Those who have worked with Ratan Tata talk of his love of a plan. His favourite question, often the first he asks, is: “What is the plan?”
If Tata Group executives are to be believed, Cyrus Mistry did not always have an answer to that question. And that may have been a big factor in his being ousted as chairman by the Tata Sons board on Monday.
An email to Mistry’s representatives did not get an answer. But Tata executives, who refuse to be named because of the nature of the controversy, claim that the first time Mistry submitted a proper strategic plan to the Tata Sons board was only in September this year, about a year and three months before his current tenure as director was to end.
They said members of the Tata Sons board and Ratan Tata, the chairman emeritus, had been giving feedback to Mistry for months. This feedback was not just verbal but also in writing, which may put Tata Sons on solid legal ground.

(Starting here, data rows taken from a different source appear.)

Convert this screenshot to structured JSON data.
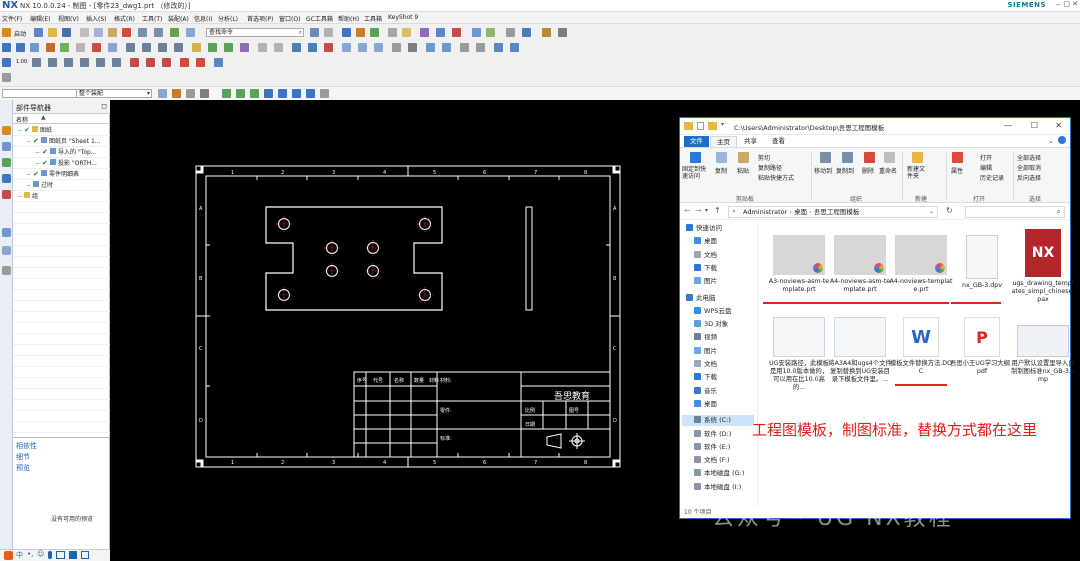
{
  "nx": {
    "title": "NX 10.0.0.24 - 制图 - [零件23_dwg1.prt （修改的）]",
    "brand": "SIEMENS",
    "menus": [
      "文件(F)",
      "编辑(E)",
      "视图(V)",
      "插入(S)",
      "格式(R)",
      "工具(T)",
      "装配(A)",
      "信息(I)",
      "分析(L)",
      "首选项(P)",
      "窗口(O)",
      "GC工具箱",
      "帮助(H)",
      "工具箱",
      "KeyShot 9"
    ],
    "toolbar": {
      "start_label": "启动",
      "command_search_placeholder": "查找命令",
      "selection_filter": "",
      "selection_scope": "整个装配"
    },
    "colors": {
      "accent": "#1f6fc8",
      "red": "#e0241b",
      "check": "#1d8a1d",
      "drawing_line": "#ffffff",
      "hole_center": "#ff3030"
    }
  },
  "navigator": {
    "title": "部件导航器",
    "column_name": "名称",
    "tree": [
      {
        "label": "图纸",
        "indent": 0,
        "checked": true
      },
      {
        "label": "图纸页 \"Sheet 1...",
        "indent": 1,
        "checked": true
      },
      {
        "label": "导入的 \"Top...",
        "indent": 2,
        "checked": true
      },
      {
        "label": "投影 \"ORTH...",
        "indent": 2,
        "checked": true
      },
      {
        "label": "零件明细表",
        "indent": 1,
        "checked": true
      },
      {
        "label": "过时",
        "indent": 1,
        "checked": false
      },
      {
        "label": "组",
        "indent": 0,
        "checked": false
      }
    ],
    "panels": [
      "相依性",
      "细节",
      "预览"
    ],
    "no_preview": "没有可用的预览"
  },
  "drawing": {
    "company": "吾思教育",
    "title_block_labels": [
      "材料:",
      "零件:",
      "比例",
      "图号",
      "标准:",
      "日期"
    ],
    "revision_headers": [
      "序号",
      "代号",
      "名称",
      "数量",
      "材料",
      "备注"
    ],
    "border_letters": [
      "A",
      "B",
      "C",
      "D"
    ],
    "border_numbers": [
      "1",
      "2",
      "3",
      "4",
      "5",
      "6",
      "7",
      "8"
    ]
  },
  "explorer": {
    "path": "C:\\Users\\Administrator\\Desktop\\吾思工程图模板",
    "tabs": [
      "文件",
      "主页",
      "共享",
      "查看"
    ],
    "ribbon": {
      "groups": [
        "剪贴板",
        "组织",
        "新建",
        "打开",
        "选择"
      ],
      "items": {
        "pin": "固定到快速访问",
        "copy": "复制",
        "paste": "粘贴",
        "cut": "剪切",
        "copy_path": "复制路径",
        "paste_shortcut": "粘贴快捷方式",
        "move_to": "移动到",
        "copy_to": "复制到",
        "delete": "删除",
        "rename": "重命名",
        "new_folder": "新建文件夹",
        "properties": "属性",
        "open": "打开",
        "edit": "编辑",
        "history": "历史记录",
        "select_all": "全部选择",
        "select_none": "全部取消",
        "invert": "反向选择"
      }
    },
    "breadcrumb": [
      "Administrator",
      "桌面",
      "吾思工程图模板"
    ],
    "nav": [
      {
        "label": "快速访问",
        "icon": "star-icon",
        "color": "#2b78d6",
        "indent": 0
      },
      {
        "label": "桌面",
        "icon": "desktop-icon",
        "color": "#3f8fe0",
        "indent": 1
      },
      {
        "label": "文档",
        "icon": "documents-icon",
        "color": "#9aa5b5",
        "indent": 1
      },
      {
        "label": "下载",
        "icon": "download-icon",
        "color": "#2b78d6",
        "indent": 1
      },
      {
        "label": "图片",
        "icon": "pictures-icon",
        "color": "#6aa7e8",
        "indent": 1
      },
      {
        "label": "此电脑",
        "icon": "computer-icon",
        "color": "#3a78c8",
        "indent": 0
      },
      {
        "label": "WPS云盘",
        "icon": "cloud-icon",
        "color": "#2f8df0",
        "indent": 1
      },
      {
        "label": "3D 对象",
        "icon": "cube-icon",
        "color": "#5a9ee6",
        "indent": 1
      },
      {
        "label": "视频",
        "icon": "video-icon",
        "color": "#6a7d9a",
        "indent": 1
      },
      {
        "label": "图片",
        "icon": "pictures-icon",
        "color": "#6aa7e8",
        "indent": 1
      },
      {
        "label": "文档",
        "icon": "documents-icon",
        "color": "#9aa5b5",
        "indent": 1
      },
      {
        "label": "下载",
        "icon": "download-icon",
        "color": "#2b78d6",
        "indent": 1
      },
      {
        "label": "音乐",
        "icon": "music-icon",
        "color": "#3a78c8",
        "indent": 1
      },
      {
        "label": "桌面",
        "icon": "desktop-icon",
        "color": "#3f8fe0",
        "indent": 1
      },
      {
        "label": "系统 (C:)",
        "icon": "drive-icon",
        "color": "#6f7f92",
        "indent": 1
      },
      {
        "label": "软件 (D:)",
        "icon": "drive-icon",
        "color": "#8a96a6",
        "indent": 1
      },
      {
        "label": "软件 (E:)",
        "icon": "drive-icon",
        "color": "#8a96a6",
        "indent": 1
      },
      {
        "label": "文档 (F:)",
        "icon": "drive-icon",
        "color": "#8a96a6",
        "indent": 1
      },
      {
        "label": "本地磁盘 (G:)",
        "icon": "drive-icon",
        "color": "#8a96a6",
        "indent": 1
      },
      {
        "label": "本地磁盘 (I:)",
        "icon": "drive-icon",
        "color": "#8a96a6",
        "indent": 1
      }
    ],
    "files": [
      {
        "name": "A3-noviews-asm-template.prt",
        "kind": "prt"
      },
      {
        "name": "A4-noviews-asm-template.prt",
        "kind": "prt"
      },
      {
        "name": "A4-noviews-template.prt",
        "kind": "prt"
      },
      {
        "name": "nx_GB-3.dpv",
        "kind": "blank"
      },
      {
        "name": "ugs_drawing_templates_simpl_chinese.pax",
        "kind": "nx"
      },
      {
        "name": "UG安装路径，此模板是用10.0版本做的，可以用在比10.0高的...",
        "kind": "doc-thumb"
      },
      {
        "name": "将A3A4和ugs4个文件复制替换到UG安装目录下模板文件里。...",
        "kind": "doc-thumb"
      },
      {
        "name": "模板文件替换方法.DOC",
        "kind": "word"
      },
      {
        "name": "吾思小王UG学习大纲 .pdf",
        "kind": "pdf"
      },
      {
        "name": "用户默认设置里导入自制制图标准nx_GB-3.bmp",
        "kind": "bmp"
      }
    ],
    "status": "10 个项目"
  },
  "overlay": {
    "caption": "工程图模板，制图标准，替换方式都在这里",
    "watermark": "公众号 · UG NX教程"
  }
}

Those close to Ratan Tata say is tolerant of declining performance if there is a good plan in place. For instance, Jaguar Land Rover fell upon bad times soon after Tata Motors acquired it in 2008. But its top management had a plan. The company now shores up the performance of Tata Motors – perhaps the reason its CEO Ralph Speth was made a director of Tata Sons on Tuesday.
When Tata Nano was about to be launched, the group wanted a Berlin-based company to handle its publicity. But Tata executives wanted to do it themselves. When Ratan Tata spoke to them, he started by listing the things he wanted. A young executive said the plan covered all of those.
Tata saw the plan, liked it, and cleared it in minutes. Later he wrote a letter of appreciation to the team.
Reports have pointed out that Mistry’s performance in numbers was not above reproach. If you take out Tata Consultancy Services, the software company that’s the group’s cash cow, and Jaguar Land Rover, a successful turnaround story and one of the best overseas acquisitions by an Indian business group, there is not much to gloat over. Tata Sons, the group holding company, reported a 40% fall in revenue for 2015-16, to go with a 67% fall in net profit. There was talk that watch and jewellery maker Titan suffered from a consumption fatigue in India.
This is where leadership comes in. That is why Ratan Tata told the group’s CEOs on Tuesday to focus on the market and compare themselves with rivals. And he told them to plan.